Baseline hypoglycemia episodes (<70 mg/dl) were reduced by 28% (P<0.05) with GM SQ compared to BBI. GM SQ had a Day 1 to Day of Discharge delta of 70 mg/dl from 233 to 163 mg/dl for a 30% reduction (P<0.005). BBI went from 215 to 184 (P>0.05) for a 15% reduction. GM SQ patients had average of 2x glucose reduction from baseline compared to patients treated with BBI (P<0.04). Day of Discharge glucose average for GM SQ was 163, and coincides with the midpoint of the prescribed target range of 140-180 (mg/dl).
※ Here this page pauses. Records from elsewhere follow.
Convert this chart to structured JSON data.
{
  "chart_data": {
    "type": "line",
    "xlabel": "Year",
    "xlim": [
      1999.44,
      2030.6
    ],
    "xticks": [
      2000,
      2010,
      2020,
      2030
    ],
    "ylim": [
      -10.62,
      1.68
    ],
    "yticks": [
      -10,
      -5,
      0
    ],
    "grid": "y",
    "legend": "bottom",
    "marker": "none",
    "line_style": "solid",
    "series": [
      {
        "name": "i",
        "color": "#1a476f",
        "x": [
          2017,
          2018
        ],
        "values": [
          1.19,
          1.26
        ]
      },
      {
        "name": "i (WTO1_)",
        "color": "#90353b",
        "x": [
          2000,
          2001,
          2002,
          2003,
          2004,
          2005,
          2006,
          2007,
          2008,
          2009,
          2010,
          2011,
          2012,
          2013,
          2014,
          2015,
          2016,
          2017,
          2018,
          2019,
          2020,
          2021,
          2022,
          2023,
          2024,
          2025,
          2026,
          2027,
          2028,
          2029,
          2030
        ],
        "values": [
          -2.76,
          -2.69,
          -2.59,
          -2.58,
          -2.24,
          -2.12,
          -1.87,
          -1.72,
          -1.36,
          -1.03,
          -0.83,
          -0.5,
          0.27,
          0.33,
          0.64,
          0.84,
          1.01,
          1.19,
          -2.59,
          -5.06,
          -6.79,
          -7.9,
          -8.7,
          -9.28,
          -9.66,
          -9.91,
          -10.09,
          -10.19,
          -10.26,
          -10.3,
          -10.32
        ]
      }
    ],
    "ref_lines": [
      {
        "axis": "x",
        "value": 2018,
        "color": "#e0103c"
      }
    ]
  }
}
Subcutaneous Insulin Therapy on the Gen/Med Floors over a 30-day Period

Patients Glucommander SubQ BBI Orders Non-Glucommander BBI CPOE
Average Initial Blood Glucose (BG) 233 mg/dl 215 mg/dl
Average Glucose Day of Discharge 163 mg/dl 184 mg/dl
Average Glucose Reduction 70 mg/dl 31 mg/dl
% Average Glucose Reduction 30% 15%
Hypoglycemia <70 mg/dl 1.8% (43 BGs) 2.5% (125 BGs)
Hypoglycemia <40 mg/dl 0.0% (0 BGs) 0.4% (21 BGs)

Conclusion

Use of the eGlycemic Management System GM SQ to treat hyperglycemic patients on SQ insulin showed dramatic reductions of up to 28% in hypoglycemia in the first 30 days of use and 2x the hyperglycemic improvement compared to BBI treatment orders. Our results suggest that GM SQ is a safe and clinically effective tool for improving glycemic control for patients who need SQ treatment while in the hospital and showed statistically significant reductions in daily glucose compared to standard basal bolus orders.

Affiliations/References

  1. Eastern Virginia Medical School, Norfolk, Virginia.
  2. Sentara Healthcare, Norfolk, Virginia.
  3. Glytec, Greenville, South Carolina.